Meu marido e eu sonhávamos com um ano sabático, viajando pelo mundo. Pensava partir com nossos filhos maiores para que aproveitassem mais e também se recordassem quando adultos dessa fantástica experiência.

Até que contei meu sonho a uma amiga querida, que me perguntou: “Você se lembra das viagens que fez?”. Comecei a buscar recordações.

Minha primeira viagem longa foi aos 15 anos. Escolhi como presente de aniversário percorrer o Nordeste brasileiro. Com meus pais, de carro. Naquela época, há 30 anos, minhas amigas preferiam debutar num baile ou numa excursão para Disney.

Com 25 anos, morei em Tóquio e atravessei o país, de Okinawa a Hokkaido. Desde então, mochilei pela América do Sul, México, Canadá, África do Sul e Europa, onde andei 800 quilômetros da cordilheira Pirineus (França) até Compostela (Espanha).

De algumas destas viagens, mantenho apenas flashes na memória. Mesmo quando tento recordar, como agora, não me lembro da história nem dos nomes de muitos dos pontos turísticos visitados ou dos pratos culinários experimentados.

No entanto, as sensações que me proporcionaram ainda vibram forte em mim.

Compreendi a que se referia minha amiga.

Eu sou o que vivi, o que experimentei, por onde percorri. E isso não depende apenas do que consigo recordar.

Colocado assim, parece óbvio. Mas, no dia a dia, o que temos vivido? O que temos experimentado? Que caminhos temos percorrido?

Essa conversa me fez querer antecipar o sabático em família. Nada de esperar mais 10 anos, até os filhos crescerem.

Em 2014, meu marido foi trabalhar na Cidade do Panamá e moramos lá por quatro meses. Aproveitamos para viajar pelo país e esticamos até os Estados Unidos. Nossos sobrinhos, na época com 12 e 14 anos, moravam em Denver. Alugamos um motorhome e embarcamos rumo a Yellowstone, Zion, Las Vegas e Grand Canyon. Estávamos empolgados com a oportunidade de compartilhar essa “aventura” com nossos pequenos filhos e com os sobrinhos maiores.

Rafael, 4 anos, e Sofia, 10 meses, curtiram muito. Rafael perguntava tudo: cadê os ursos do parque (Yellowstone), por que a montanha é vermelha (Parque Zion); por que tantas luzes (Las Vegas)? Sofia tinha como lugar preferido a janela, onde se tranquilizava durante as horas de deslocamento no motorhome. Quando estacionávamos, ela se agitava querendo logo sair do veículo. Enquanto nos organizávamos, ficava à vontade junto ao irmão, no chão mesmo, explorando as novas paisagens.

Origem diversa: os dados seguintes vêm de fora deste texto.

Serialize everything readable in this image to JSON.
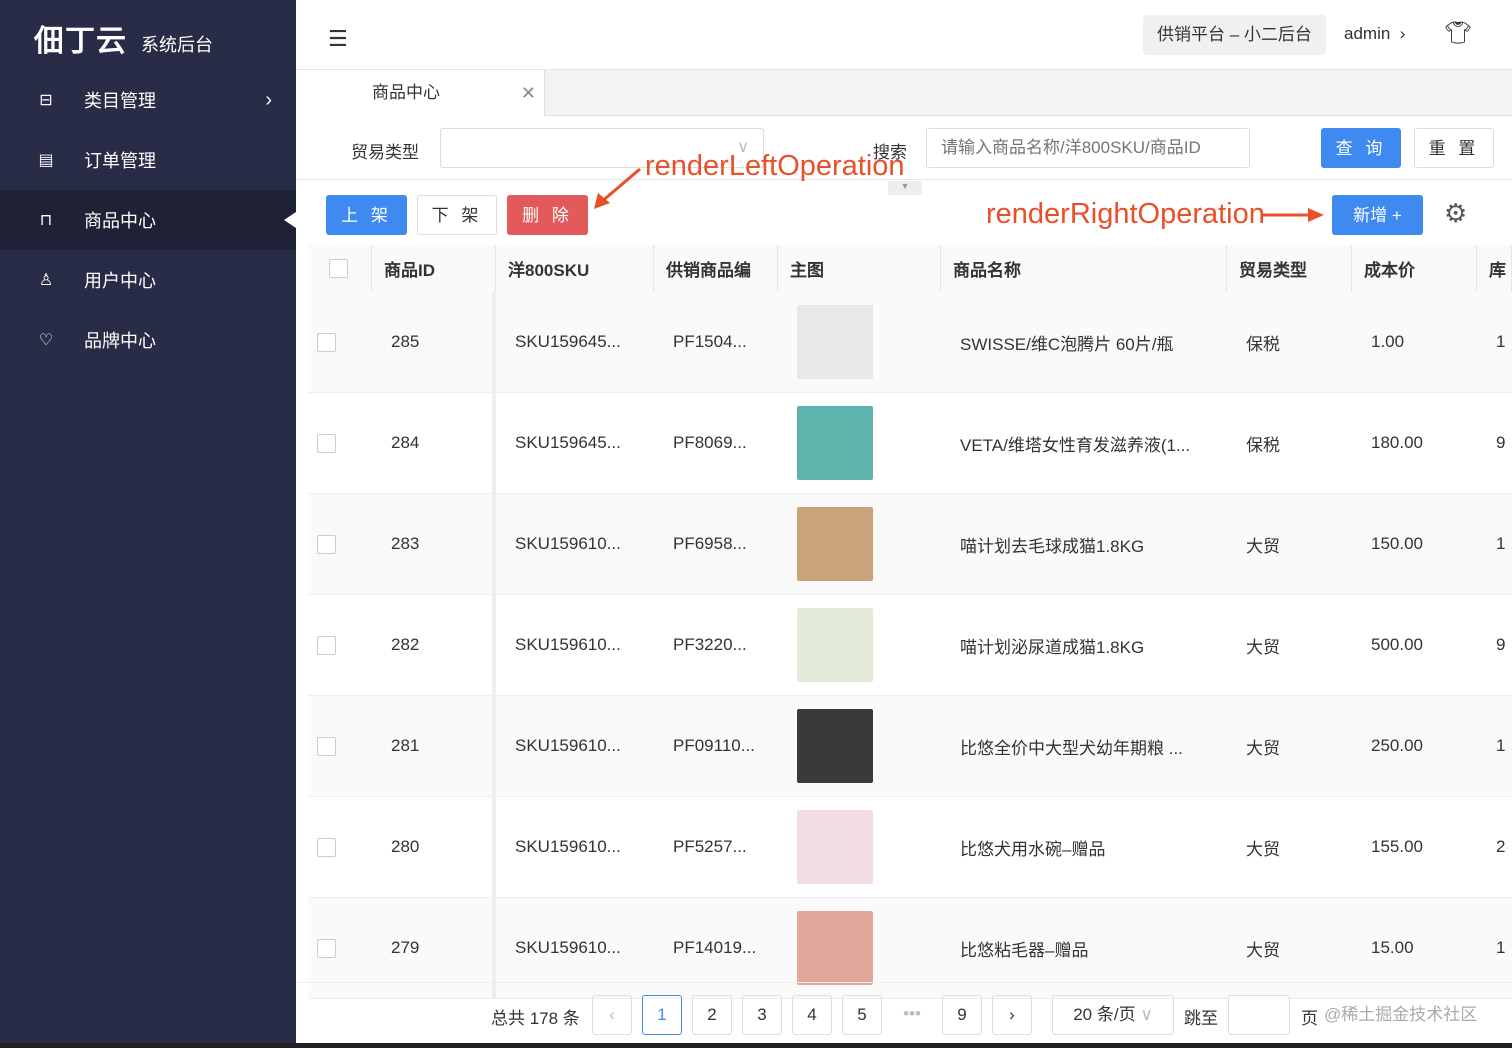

Nossos sobrinhos adolescentes, muitas vezes, nem saíam do motorhome. Passavam a maior parte do tempo com os olhos grudados no computador ou na tela do celular, até mesmo nas paradas para visitar pontos turísticos.

A partir dessa experiência, o sabático se tornou urgente!

Como não potencializar a enorme curiosidade dos pequenos? Quanto acolhimento eles têm para as descobertas, as sensações, as experimentações!

Só não partimos porque ainda não juntamos dinheiro suficiente para financiar a viagem e ficar um ano sem trabalhar. Enquanto isso, o pouco tempo livre é para pesquisar veículos, campings, barracas, contatar viajantes, levantar informações sobre homeschooling

No fim das contas, penso que nossa maior preparação foi chegar à convicção da partida.

Sim, porque, muitas vezes, ficamos uma vida toda colocando na balança os prós e contras para realizar este ou qualquer outro sonho. Gastamos todas as energias na análise e não vivemos a experiência. Com convicção, viabilizar passa a ser apenas um detalhe.